RDBMS, for the last 30 so years, been the only viable storage and management platform for large volumes of structured data, and today this is still the case. The Netezza product described in Graemes article is a RDBMS.
“Many systems built in this way can get hideously complex, with hundreds of tables. They can also have millions of records. The bigger they get, the harder it is to get at the data, and the longer it takes.”
No, not true. If you are aggregating or reporting a large volume of data then yes it does longer to process a big set of data than it does a little one. But accessing data in a large database doesn’t necessarily take longer than it does in a small database, that is what indexes are for. I know of billion row tables where queries process in milliseconds, on traditional RDBMS.
“In the 1980's, the now-defunct British company ICL invented a thing called CAFS, which stood for content addressable file system. CAFS vastly improved query speeds by putting some of the database logic into the disk drive that held the data.”
CAFS became obsolete because the server memory prices dropped, meaning the main memory of a server could be used as the primary data cache. Most OLTP databases achieve over a 99% cache hit ratio meaning physical I/O reads are infrequent and the need for a disk moderator of I/O was mitigated.
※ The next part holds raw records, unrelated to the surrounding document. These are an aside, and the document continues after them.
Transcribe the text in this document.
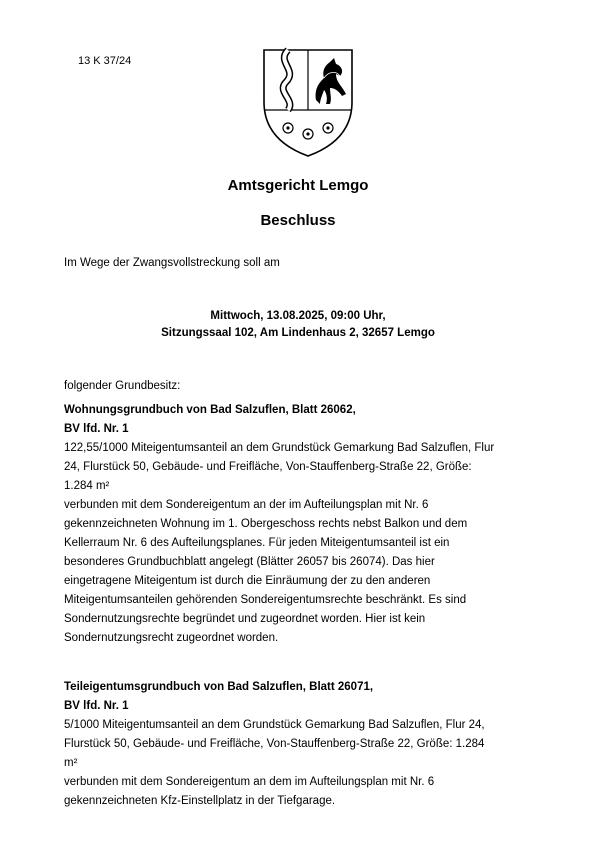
13 K 37/24
Amtsgericht Lemgo
Beschluss
Im Wege der Zwangsvollstreckung soll am
Mittwoch, 13.08.2025, 09:00 Uhr,
Sitzungssaal 102, Am Lindenhaus 2, 32657 Lemgo
folgender Grundbesitz:

Wohnungsgrundbuch von Bad Salzuflen, Blatt 26062,

BV lfd. Nr. 1

122,55/1000 Miteigentumsanteil an dem Grundstück Gemarkung Bad Salzuflen, Flur

24, Flurstück 50, Gebäude- und Freifläche, Von-Stauffenberg-Straße 22, Größe:

1.284 m²

verbunden mit dem Sondereigentum an der im Aufteilungsplan mit Nr. 6

gekennzeichneten Wohnung im 1. Obergeschoss rechts nebst Balkon und dem

Kellerraum Nr. 6 des Aufteilungsplanes. Für jeden Miteigentumsanteil ist ein

besonderes Grundbuchblatt angelegt (Blätter 26057 bis 26074). Das hier

eingetragene Miteigentum ist durch die Einräumung der zu den anderen

Miteigentumsanteilen gehörenden Sondereigentumsrechte beschränkt. Es sind

Sondernutzungsrechte begründet und zugeordnet worden. Hier ist kein

Sondernutzungsrecht zugeordnet worden.

Teileigentumsgrundbuch von Bad Salzuflen, Blatt 26071,

BV lfd. Nr. 1

5/1000 Miteigentumsanteil an dem Grundstück Gemarkung Bad Salzuflen, Flur 24,

Flurstück 50, Gebäude- und Freifläche, Von-Stauffenberg-Straße 22, Größe: 1.284

m²

verbunden mit dem Sondereigentum an dem im Aufteilungsplan mit Nr. 6

gekennzeichneten Kfz-Einstellplatz in der Tiefgarage.
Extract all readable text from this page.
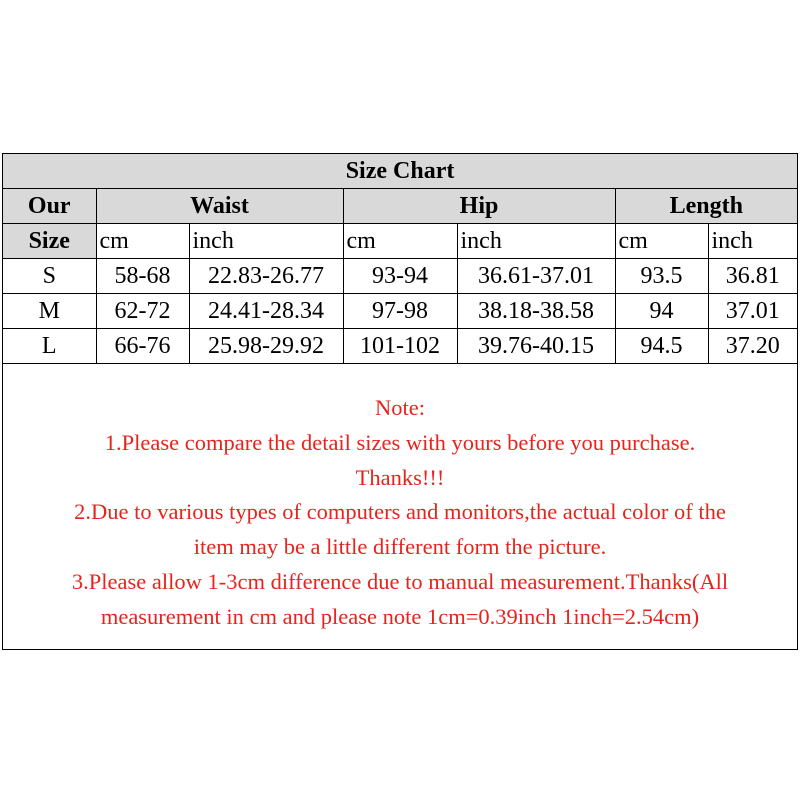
Size Chart						
Our	Waist		Hip		Length	
Size	cm	inch	cm	inch	cm	inch
S	58-68	22.83-26.77	93-94	36.61-37.01	93.5	36.81
M	62-72	24.41-28.34	97-98	38.18-38.58	94	37.01
L	66-76	25.98-29.92	101-102	39.76-40.15	94.5	37.20
Note:
1.Please compare the detail sizes with yours before you purchase.
Thanks!!!
2.Due to various types of computers and monitors,the actual color of the
item may be a little different form the picture.
3.Please allow 1-3cm difference due to manual measurement.Thanks(All
measurement in cm and please note 1cm=0.39inch 1inch=2.54cm)
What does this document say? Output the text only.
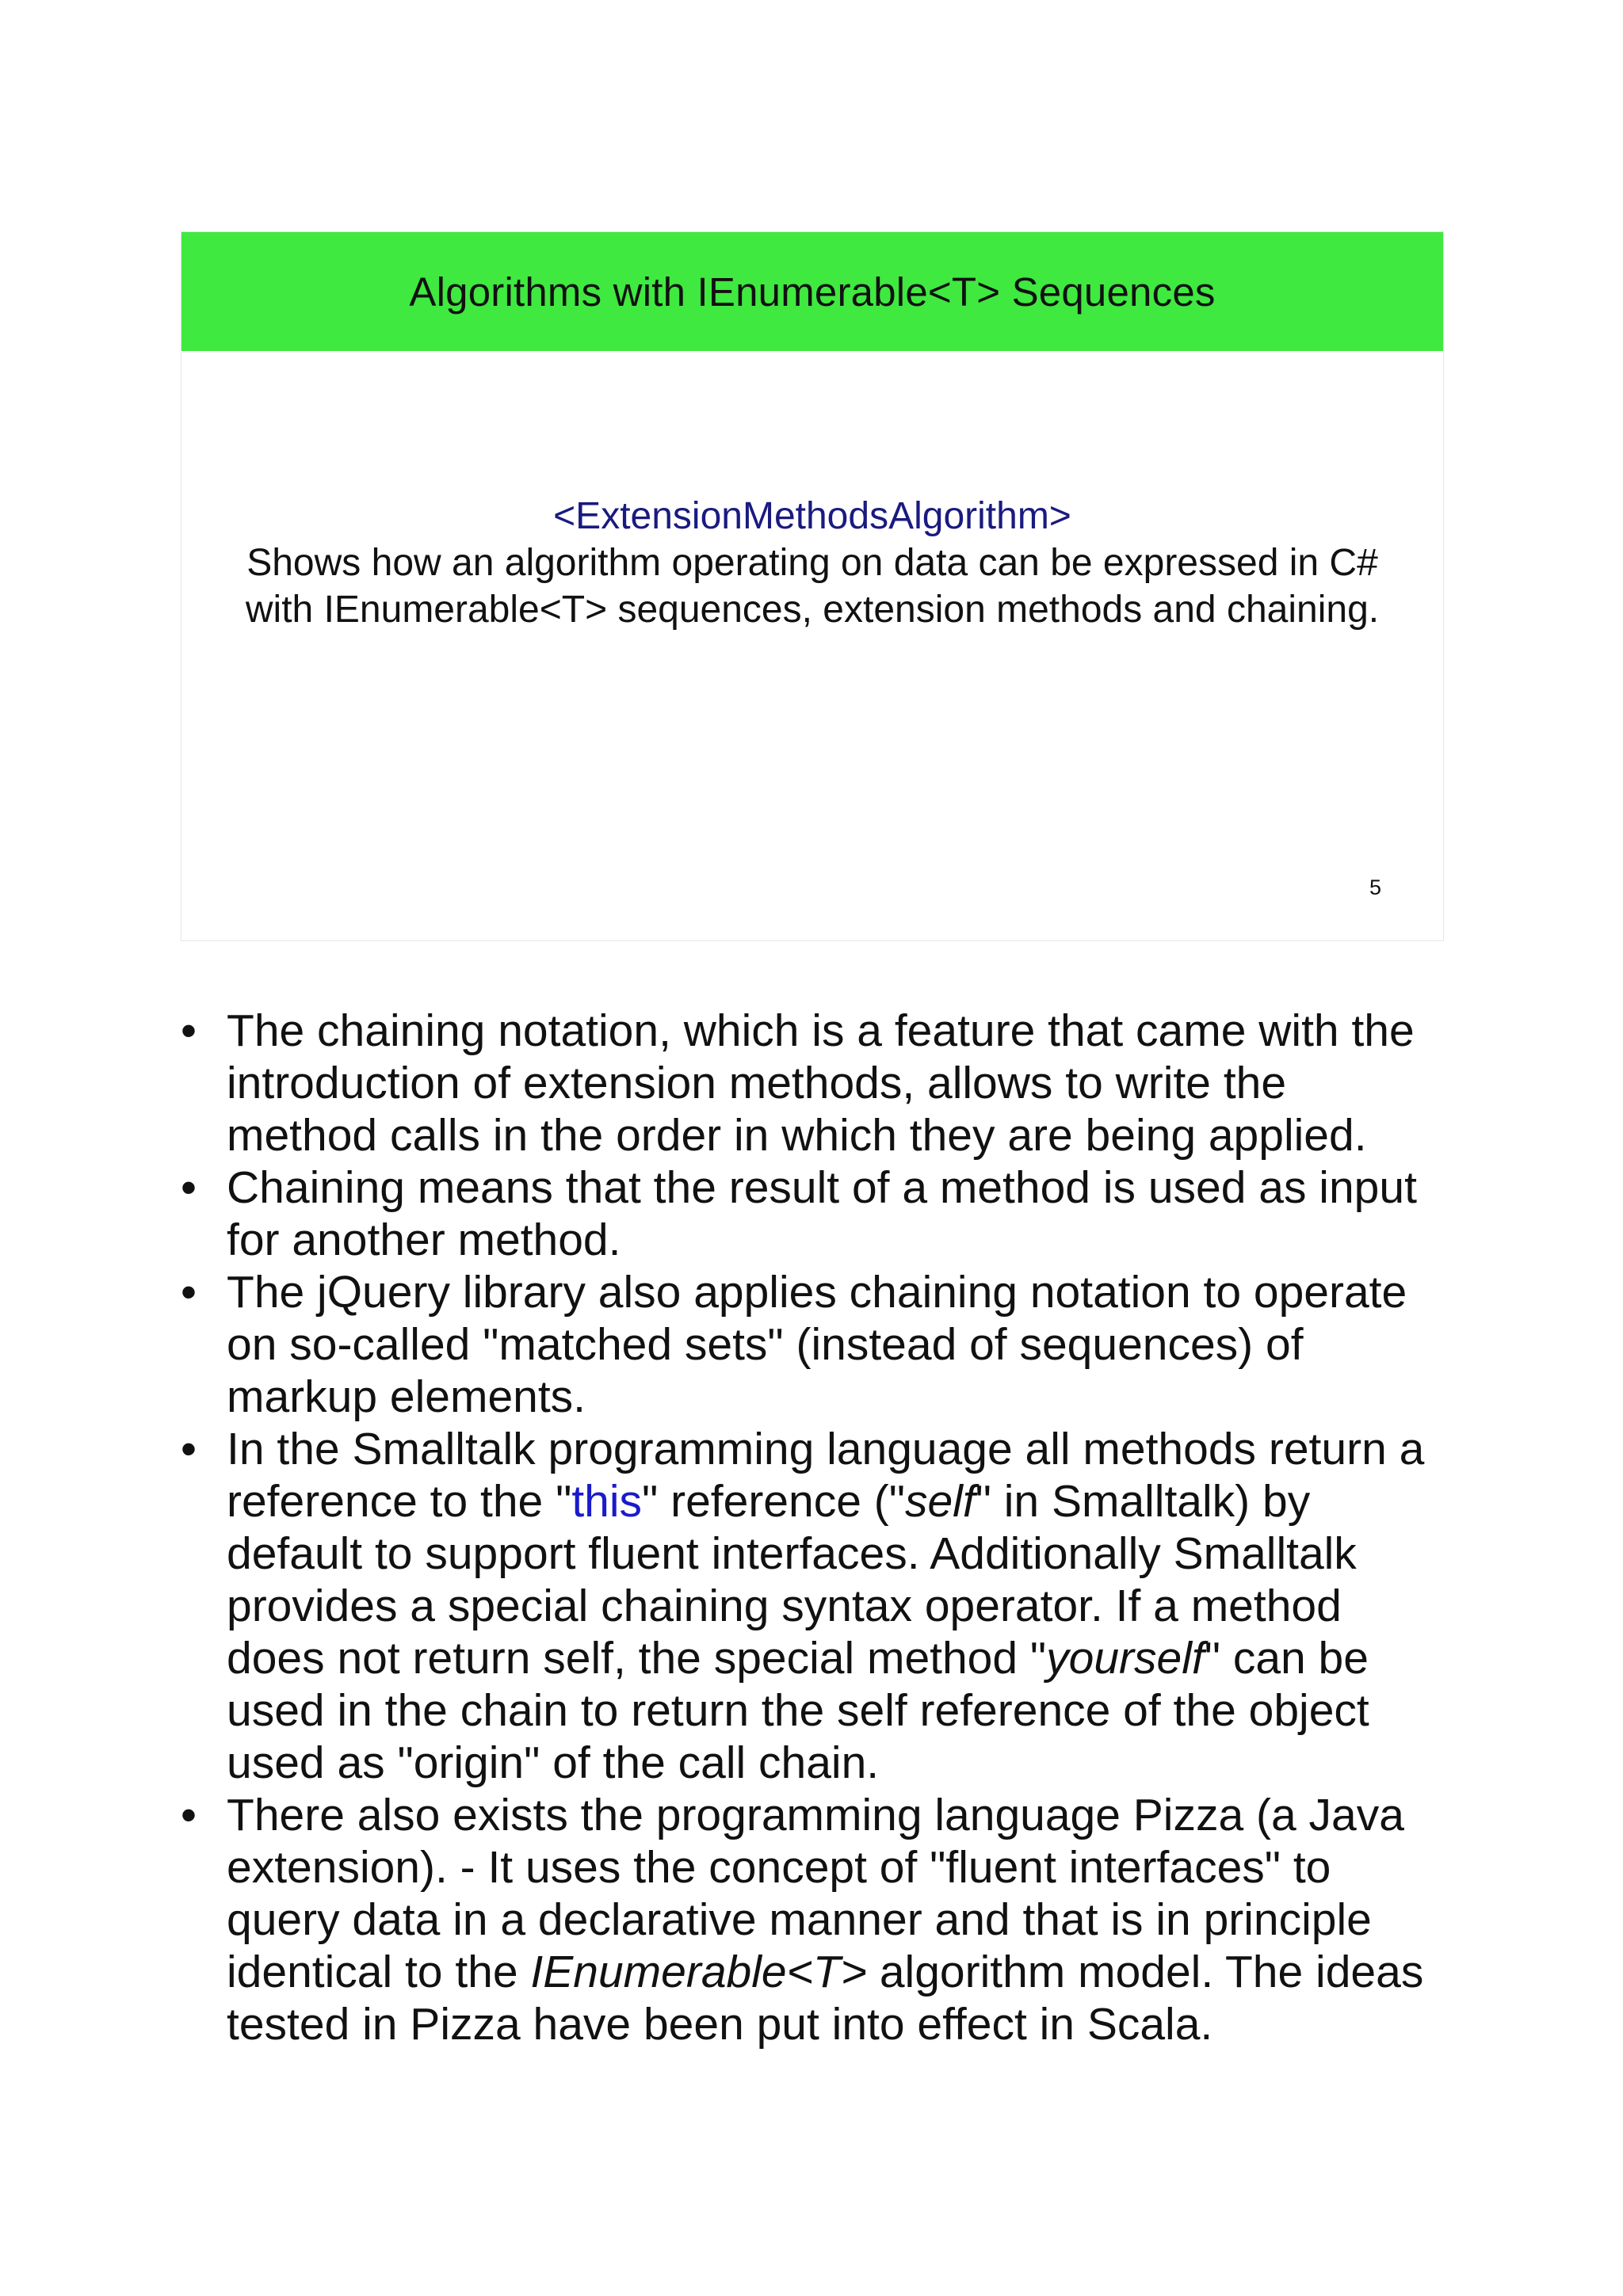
Algorithms with IEnumerable<T> Sequences
<ExtensionMethodsAlgorithm>
Shows how an algorithm operating on data can be expressed in C# with IEnumerable<T> sequences, extension methods and chaining.
5
• The chaining notation, which is a feature that came with the introduction of extension methods, allows to write the method calls in the order in which they are being applied.
• Chaining means that the result of a method is used as input for another method.
• The jQuery library also applies chaining notation to operate on so-called "matched sets" (instead of sequences) of markup elements.
• In the Smalltalk programming language all methods return a reference to the "this" reference ("self" in Smalltalk) by default to support fluent interfaces. Additionally Smalltalk provides a special chaining syntax operator. If a method does not return self, the special method "yourself" can be used in the chain to return the self reference of the object used as "origin" of the call chain.
• There also exists the programming language Pizza (a Java extension). - It uses the concept of "fluent interfaces" to query data in a declarative manner and that is in principle identical to the IEnumerable<T> algorithm model. The ideas tested in Pizza have been put into effect in Scala.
“Like Teradata, Netezza uses parallel processing”
Like Teradata, Oracle, DB2, Grenplum, Informix… most major RDBMS vendors....
“it also uses field-programmable gate arrays (FPGAs) to perform much of the processing”
Great, the guts of what the product difference is. From what I understand, Netezza is a self contained unit (data appliance) that has a set of chips (FPGAs) on each disk that filters/aggregates data before it enters the I/O stream.
This is a cool technology. My point is that it is cool not for the reasons that Graeme alludes to, but because it is proactively avoiding much of the bottleneck, I/O load (and as an added benefit reducing CPU load), when aggregating large volumes of data (sure there is the filtering argument as well which holds some water when you have a warehouse with lots potential filter attributes, and truly ad-hoc queries making it difficult to index effectivley). And sure, some data warehouse requirements will benefit from this.
There are also a bunch of alternatives (OLAP for a different approach to the same issue, DataAllegro for a similar approach to the same issue) which also need to be considered.